相次ぐ現場放棄! そして休みの日の給食放棄? 一人一人の人間が一匹一匹の猫たちを最期まで“愛”と“責任”を持って接する姿(倫理観)があれば、こんな悲惨なことにならないのにね。

疲れてしまうのですかね? 馬鹿と言ったらいいんですかね? 恥知らずにもほどがあります。

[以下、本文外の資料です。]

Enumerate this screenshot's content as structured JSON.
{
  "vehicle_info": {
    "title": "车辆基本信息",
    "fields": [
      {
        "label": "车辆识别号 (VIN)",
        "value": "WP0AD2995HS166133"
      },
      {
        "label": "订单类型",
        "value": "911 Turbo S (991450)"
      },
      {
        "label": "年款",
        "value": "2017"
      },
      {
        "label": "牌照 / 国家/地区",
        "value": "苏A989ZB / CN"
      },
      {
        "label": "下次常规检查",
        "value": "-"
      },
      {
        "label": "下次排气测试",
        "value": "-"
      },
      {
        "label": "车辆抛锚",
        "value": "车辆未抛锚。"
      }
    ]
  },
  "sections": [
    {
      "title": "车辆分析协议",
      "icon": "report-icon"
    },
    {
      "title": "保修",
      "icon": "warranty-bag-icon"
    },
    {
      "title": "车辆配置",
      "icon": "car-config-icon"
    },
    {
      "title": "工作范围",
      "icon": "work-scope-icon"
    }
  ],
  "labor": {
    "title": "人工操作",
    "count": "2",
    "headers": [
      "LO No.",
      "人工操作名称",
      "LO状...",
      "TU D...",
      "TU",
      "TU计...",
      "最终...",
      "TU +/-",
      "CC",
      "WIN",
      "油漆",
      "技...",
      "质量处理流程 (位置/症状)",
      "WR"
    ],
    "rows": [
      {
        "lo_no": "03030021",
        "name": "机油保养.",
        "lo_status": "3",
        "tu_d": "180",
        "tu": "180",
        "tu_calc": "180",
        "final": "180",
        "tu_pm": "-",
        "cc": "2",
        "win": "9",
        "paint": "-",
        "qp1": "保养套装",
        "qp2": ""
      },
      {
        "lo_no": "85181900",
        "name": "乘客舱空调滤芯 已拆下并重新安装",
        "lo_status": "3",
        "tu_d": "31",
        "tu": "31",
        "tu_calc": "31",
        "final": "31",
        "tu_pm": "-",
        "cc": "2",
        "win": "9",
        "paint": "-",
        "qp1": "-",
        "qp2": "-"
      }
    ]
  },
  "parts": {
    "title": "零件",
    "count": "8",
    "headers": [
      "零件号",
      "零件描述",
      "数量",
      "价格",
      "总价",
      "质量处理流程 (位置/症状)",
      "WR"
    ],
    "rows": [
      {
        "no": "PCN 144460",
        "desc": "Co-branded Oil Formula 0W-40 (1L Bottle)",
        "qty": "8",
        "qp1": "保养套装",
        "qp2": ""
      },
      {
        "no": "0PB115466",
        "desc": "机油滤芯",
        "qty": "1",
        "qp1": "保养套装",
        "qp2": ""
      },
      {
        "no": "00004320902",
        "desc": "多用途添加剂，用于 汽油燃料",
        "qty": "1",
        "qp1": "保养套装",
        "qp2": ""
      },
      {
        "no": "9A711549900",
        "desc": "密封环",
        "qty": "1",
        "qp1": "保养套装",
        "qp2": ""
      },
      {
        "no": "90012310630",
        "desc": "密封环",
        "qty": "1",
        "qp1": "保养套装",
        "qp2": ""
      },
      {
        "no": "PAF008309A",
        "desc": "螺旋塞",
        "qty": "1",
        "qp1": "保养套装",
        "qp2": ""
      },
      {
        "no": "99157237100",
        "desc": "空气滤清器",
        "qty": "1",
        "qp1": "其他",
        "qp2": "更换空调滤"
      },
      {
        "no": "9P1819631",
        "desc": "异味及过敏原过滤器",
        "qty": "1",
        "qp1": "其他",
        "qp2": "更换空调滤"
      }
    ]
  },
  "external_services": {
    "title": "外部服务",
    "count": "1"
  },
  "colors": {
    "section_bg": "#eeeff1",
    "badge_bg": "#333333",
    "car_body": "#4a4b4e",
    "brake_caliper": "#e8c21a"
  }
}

自分のしていることの“文脈”をつないでゆく頭を持っていないのでしょうか?

犬猫を平気で捨てる人も、折角やっていた現場を放棄する人も、「それをやっちゃあ、人間おしまいよ!」というモラルのハードルが物凄くゝゝ低い人間たち。人間が軽すぎるのです。

恥も外聞も「ばれなきゃラッキー!」、その軽さは、やがて、その人たちそれぞれの顔に、背中に、知らず知らずのうちに書き込まれてゆくのです。

ばれなきゃラッキー、それを浅ましい心と言うのです。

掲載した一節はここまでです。